A. Online Excercise: Databases and Software Tools

This is an easy warm-up homework exposing students to a variety of online databases and software tools.

  1. Go to http://www.ncbi.nlm.nih.gov, select Protein database in dropdown, and then run query: P450 & hydroxylase & human [organism], select under Source databases UniProtKB/Swiss-Prot
    1. Report final query syntax from Search Details field.

  1. Save GIs of the final query result to a file. For this select under Send to dropdown GI List format.
    1. Report the number of retrieved GIs.

  1. Retrieve the corresponding sequences through Batch-Entrez using GI list file as query input -> save sequences in FASTA format

  1. Generate multiple alignment and tree of these sequences using MultAalin
    1. Save multiple alignment and tree to file
    2. Identify putative heme binding cysteine in multiple alignment

  1. Open corresponding UniProt page and search for first P450 sequence in your list.
    1. Compare putative heme binding cysteine with consensus pattern from Prosite database (Syntax)
    2. Report corresponding Pfam ID

  1. BLASTP against PDF database (use again first P450 in your list); on result page click first entry in BLAST hit list (here 3K9V_A); then select ‘Identify Conserved Domains’ on side bar; click blue bar labelled ‘CYP24A1’; then select ‘Interactive View’ which will download ‘cd20645.cn3’ file.
    1. Compare resulting alignment with result from MultAlin
    2. View 3D structure in Cn3D*, save structure (screen shot) and highlight heme binding cysteine. Note, Cn3D* can be downloaded from here.

*If there are problems in the last step (6.2) with the install of Cn3D, then please use this online only alternative: (i) click in the 3K9V_A page ‘Protein 3D Structure’ instead of ‘Identify Conserved Domains’; (ii) choose one of the two structure entries provided on the subsequent page; (iii) select option “full-featured 3D viewer” in the bottom right corner of the structure image; (iv) choose the ‘Details’ tab on the right; (v) after this the structure of the protein is shown on the left and the underlying protein sequence on the right; (vi) highlight the heme binding cysteine in the structure by selecting it in the sequence; and (vii) then save the structure view to a PNG file or take a screenshot.

B. Homework Submission to a Private GitHub Repository

To learn the basics of GitHub, this homework assignment will be uploaded to a private GitHub respository that will be shared with the instructors.

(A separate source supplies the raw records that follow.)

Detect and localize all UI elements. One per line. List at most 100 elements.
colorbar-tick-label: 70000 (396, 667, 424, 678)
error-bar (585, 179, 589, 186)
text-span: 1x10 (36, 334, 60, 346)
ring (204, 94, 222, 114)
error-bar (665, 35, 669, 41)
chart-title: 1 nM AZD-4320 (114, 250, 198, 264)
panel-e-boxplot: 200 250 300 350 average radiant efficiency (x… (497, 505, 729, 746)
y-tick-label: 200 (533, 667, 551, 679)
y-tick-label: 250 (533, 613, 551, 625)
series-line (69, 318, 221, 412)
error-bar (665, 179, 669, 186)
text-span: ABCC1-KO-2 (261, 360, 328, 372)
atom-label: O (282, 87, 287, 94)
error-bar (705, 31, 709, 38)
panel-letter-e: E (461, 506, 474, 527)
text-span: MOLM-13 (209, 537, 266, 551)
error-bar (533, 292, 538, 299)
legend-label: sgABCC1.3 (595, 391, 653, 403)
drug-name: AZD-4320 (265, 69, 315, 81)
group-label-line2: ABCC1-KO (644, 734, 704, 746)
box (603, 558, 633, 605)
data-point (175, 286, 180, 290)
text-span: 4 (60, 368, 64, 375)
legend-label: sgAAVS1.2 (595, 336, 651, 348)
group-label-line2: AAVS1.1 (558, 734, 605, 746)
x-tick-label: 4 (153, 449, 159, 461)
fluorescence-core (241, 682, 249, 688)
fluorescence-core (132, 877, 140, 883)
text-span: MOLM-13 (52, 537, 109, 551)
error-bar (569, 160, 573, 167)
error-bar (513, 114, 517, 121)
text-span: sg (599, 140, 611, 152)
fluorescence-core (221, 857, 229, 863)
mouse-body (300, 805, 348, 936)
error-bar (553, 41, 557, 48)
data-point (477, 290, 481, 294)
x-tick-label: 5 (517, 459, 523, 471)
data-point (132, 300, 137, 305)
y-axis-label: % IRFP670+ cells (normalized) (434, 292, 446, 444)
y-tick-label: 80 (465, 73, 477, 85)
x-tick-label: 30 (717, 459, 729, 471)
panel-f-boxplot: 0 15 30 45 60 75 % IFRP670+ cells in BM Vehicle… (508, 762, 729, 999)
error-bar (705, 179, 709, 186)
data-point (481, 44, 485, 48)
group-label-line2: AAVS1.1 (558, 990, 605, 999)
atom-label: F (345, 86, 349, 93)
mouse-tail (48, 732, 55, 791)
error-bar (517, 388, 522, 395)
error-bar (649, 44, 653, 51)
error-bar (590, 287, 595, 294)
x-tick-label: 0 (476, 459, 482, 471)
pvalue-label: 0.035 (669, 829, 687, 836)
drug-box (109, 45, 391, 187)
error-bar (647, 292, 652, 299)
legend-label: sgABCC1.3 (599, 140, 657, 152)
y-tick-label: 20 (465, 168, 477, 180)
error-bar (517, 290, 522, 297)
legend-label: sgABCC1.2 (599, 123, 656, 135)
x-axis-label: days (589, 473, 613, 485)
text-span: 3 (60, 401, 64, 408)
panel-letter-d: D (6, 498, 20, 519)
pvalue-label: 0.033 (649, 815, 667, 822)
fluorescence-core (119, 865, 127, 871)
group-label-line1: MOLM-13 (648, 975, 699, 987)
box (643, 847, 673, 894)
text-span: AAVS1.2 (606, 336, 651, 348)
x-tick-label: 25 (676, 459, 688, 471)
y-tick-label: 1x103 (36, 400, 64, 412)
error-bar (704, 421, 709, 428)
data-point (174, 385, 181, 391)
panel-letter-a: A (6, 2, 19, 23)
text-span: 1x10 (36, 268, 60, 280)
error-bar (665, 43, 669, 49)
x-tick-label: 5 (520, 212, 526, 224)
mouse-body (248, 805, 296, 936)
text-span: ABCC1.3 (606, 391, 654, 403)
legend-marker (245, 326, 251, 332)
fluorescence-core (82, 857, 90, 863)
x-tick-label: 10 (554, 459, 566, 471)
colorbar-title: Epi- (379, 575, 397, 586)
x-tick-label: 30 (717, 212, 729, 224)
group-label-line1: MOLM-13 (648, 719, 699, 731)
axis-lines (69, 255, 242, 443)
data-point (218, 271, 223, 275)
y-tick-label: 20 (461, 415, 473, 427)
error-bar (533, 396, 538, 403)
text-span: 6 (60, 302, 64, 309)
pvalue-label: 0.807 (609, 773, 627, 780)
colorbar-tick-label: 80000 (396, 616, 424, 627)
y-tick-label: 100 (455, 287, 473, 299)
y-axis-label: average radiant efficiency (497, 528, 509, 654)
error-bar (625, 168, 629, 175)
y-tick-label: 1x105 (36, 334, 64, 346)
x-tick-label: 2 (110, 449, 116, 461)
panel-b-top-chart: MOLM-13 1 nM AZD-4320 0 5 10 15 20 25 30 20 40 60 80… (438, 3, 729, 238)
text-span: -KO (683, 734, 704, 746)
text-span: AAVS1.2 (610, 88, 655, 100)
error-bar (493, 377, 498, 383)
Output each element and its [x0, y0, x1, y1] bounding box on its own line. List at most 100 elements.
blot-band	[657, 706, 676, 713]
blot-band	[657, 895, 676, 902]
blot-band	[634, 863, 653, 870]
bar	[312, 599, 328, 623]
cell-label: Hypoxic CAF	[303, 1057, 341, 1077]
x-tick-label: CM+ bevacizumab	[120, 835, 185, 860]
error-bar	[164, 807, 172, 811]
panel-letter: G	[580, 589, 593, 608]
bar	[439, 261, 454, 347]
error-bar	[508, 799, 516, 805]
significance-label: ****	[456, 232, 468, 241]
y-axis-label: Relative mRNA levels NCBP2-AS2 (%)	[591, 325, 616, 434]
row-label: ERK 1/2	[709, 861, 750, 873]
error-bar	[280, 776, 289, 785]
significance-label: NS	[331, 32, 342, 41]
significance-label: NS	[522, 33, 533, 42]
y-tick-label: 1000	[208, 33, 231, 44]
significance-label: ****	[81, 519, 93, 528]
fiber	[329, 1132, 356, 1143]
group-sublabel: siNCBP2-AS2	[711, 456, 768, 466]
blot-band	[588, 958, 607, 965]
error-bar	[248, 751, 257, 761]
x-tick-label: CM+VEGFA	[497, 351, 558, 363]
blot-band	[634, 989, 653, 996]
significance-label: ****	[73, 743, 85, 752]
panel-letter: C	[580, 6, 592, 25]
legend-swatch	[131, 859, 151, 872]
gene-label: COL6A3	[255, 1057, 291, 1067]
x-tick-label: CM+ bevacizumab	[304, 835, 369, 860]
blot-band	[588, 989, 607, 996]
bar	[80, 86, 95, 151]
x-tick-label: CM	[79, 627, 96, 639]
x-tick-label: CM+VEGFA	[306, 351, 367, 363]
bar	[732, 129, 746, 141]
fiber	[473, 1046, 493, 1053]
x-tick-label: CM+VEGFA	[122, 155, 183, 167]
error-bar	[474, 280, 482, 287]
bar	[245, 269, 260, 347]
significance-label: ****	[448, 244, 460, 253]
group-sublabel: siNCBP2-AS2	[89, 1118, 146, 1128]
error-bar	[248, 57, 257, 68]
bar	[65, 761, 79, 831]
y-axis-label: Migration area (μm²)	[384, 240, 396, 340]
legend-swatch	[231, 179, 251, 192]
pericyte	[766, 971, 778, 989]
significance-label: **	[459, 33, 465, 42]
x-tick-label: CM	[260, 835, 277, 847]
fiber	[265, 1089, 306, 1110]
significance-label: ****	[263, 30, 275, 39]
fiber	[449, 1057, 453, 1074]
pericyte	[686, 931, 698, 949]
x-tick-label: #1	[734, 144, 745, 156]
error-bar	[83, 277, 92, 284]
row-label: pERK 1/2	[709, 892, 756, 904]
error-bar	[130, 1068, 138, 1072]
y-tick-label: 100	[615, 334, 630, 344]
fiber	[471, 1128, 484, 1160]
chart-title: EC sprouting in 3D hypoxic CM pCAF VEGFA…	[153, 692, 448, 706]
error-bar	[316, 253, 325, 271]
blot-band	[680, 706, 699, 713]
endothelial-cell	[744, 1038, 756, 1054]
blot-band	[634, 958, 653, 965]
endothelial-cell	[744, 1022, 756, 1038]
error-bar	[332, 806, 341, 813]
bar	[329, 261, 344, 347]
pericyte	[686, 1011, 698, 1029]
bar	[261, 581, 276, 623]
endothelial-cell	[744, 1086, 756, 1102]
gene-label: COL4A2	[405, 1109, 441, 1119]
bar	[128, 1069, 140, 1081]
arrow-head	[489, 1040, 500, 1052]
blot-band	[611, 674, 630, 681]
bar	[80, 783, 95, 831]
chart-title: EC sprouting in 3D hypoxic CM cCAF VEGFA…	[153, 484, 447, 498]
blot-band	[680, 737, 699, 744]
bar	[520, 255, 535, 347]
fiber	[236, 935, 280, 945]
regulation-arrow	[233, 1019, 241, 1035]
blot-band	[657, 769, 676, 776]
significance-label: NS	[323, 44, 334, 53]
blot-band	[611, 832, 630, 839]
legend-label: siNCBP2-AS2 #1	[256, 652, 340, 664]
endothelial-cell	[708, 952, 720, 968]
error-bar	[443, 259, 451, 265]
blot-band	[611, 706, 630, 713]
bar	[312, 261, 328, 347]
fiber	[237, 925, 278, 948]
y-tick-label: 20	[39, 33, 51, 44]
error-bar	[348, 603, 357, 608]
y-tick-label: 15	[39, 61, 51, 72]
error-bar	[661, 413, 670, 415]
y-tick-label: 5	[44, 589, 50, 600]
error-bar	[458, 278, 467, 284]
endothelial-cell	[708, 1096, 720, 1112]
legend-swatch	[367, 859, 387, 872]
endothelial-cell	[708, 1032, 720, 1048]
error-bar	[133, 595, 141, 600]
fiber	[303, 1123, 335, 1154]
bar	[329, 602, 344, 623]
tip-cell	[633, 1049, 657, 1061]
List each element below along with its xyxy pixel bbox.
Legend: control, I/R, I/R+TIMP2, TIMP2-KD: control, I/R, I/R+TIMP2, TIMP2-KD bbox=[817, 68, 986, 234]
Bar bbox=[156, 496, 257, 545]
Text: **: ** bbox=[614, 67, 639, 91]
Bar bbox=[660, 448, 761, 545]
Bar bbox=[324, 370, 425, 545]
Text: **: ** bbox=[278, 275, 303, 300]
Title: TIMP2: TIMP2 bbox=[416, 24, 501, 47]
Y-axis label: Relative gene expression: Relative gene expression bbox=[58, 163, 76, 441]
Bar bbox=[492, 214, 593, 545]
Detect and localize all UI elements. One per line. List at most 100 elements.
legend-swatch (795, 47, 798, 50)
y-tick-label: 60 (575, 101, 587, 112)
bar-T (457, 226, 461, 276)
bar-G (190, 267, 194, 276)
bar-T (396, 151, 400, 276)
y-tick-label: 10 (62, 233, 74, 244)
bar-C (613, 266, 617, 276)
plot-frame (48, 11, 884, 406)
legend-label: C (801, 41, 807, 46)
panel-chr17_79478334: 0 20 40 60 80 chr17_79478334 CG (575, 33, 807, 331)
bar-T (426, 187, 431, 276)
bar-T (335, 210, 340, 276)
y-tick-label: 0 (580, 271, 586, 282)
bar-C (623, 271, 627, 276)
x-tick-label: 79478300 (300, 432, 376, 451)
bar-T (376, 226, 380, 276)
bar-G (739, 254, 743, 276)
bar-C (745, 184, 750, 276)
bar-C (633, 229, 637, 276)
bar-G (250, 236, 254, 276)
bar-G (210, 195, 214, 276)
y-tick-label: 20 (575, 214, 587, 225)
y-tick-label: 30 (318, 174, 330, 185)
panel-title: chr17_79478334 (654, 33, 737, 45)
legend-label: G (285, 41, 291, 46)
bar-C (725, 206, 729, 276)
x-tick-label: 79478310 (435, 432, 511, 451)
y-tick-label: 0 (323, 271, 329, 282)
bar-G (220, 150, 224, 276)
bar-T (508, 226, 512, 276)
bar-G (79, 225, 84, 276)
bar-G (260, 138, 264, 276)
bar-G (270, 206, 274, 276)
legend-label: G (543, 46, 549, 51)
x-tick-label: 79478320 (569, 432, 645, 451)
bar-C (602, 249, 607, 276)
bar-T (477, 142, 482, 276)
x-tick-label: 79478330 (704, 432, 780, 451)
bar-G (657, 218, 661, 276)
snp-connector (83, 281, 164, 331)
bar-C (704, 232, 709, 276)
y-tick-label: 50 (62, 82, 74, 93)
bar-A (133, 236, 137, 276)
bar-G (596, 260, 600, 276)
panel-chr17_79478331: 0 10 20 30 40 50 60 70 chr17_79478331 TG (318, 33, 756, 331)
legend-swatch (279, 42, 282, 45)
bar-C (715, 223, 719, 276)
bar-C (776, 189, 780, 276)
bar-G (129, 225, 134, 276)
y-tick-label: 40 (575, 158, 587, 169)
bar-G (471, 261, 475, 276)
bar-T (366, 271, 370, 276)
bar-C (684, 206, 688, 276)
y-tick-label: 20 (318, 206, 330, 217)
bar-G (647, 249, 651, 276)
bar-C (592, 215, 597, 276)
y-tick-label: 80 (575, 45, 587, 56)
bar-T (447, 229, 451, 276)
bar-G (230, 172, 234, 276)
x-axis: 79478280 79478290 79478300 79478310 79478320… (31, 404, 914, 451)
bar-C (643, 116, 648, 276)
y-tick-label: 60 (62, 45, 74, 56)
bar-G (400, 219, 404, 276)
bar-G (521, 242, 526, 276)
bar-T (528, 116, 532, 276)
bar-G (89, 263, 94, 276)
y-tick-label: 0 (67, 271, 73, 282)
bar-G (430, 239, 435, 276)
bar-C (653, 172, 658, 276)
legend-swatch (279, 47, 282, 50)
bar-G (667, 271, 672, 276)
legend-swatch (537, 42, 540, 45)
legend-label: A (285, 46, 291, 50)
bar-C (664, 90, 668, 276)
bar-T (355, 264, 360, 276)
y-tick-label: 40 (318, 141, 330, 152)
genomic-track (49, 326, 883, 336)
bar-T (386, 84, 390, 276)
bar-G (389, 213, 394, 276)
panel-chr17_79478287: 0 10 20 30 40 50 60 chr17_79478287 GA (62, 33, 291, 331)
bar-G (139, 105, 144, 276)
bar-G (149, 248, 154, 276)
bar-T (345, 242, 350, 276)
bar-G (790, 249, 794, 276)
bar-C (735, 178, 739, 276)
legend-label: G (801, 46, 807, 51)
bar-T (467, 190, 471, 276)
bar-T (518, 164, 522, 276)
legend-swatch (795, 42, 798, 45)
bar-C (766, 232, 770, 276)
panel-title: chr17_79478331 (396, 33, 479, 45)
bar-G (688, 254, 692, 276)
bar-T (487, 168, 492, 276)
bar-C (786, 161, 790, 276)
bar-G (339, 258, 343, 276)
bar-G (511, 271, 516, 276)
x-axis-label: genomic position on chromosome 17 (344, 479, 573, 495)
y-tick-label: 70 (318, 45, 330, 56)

To do so, follow these steps: In this homework, you are asked to create a github private repository.

  1. Login to your GitHub account.
  2. Click the “New” button in the sidebar on the left.
  3. Under “Repository name”, use “learn-github” as the name.
  4. Choose “Private”.
  5. Choose to add a README file (optional).
  6. Click “Create repository”.
  7. You should redirected to your new repo’s page. In the new page, click “Settings”.
  8. Click “Manage access”, and the choose “Invite a collaborator”.
  9. Invite both “tgirke” and “lz100” and send out the invitation.

Note, the creator of this demo cannot search for an invitation created by the same user (here lz100). Thus, the message ‘could not find lz100’ at the end of the video. This will not be the case for students in the class.

Please assemble the results of part A of HW1 in one PDF file named hw1.pdf and upload it to your private GitHub repository generated in part B. To do so, follow the upload instructions here.

C. Homework Submission via GitHub Classroom

To also submit your homework to GitHub Classroom click this link to accept the homework. This will create a private homework repository in GitHub Classroom for you. Note: this new repository is different from the repository in part A. It belongs to the GEN242-2021 Github classroom that will be used for all subsequent homework submissions.

Due date

Most homework will be due one week after they are assigned. This one is due on Thu, April 8th at 6:00 PM. You have unlimited attempts. Students can edit and re-upload files anytime before the deadline.

Homework solution

A solution for this homework is not required since the tasks are identical to the steps described above under sections HW1A-B.

Last modified 2021-04-10: some edits (ebac67cdc)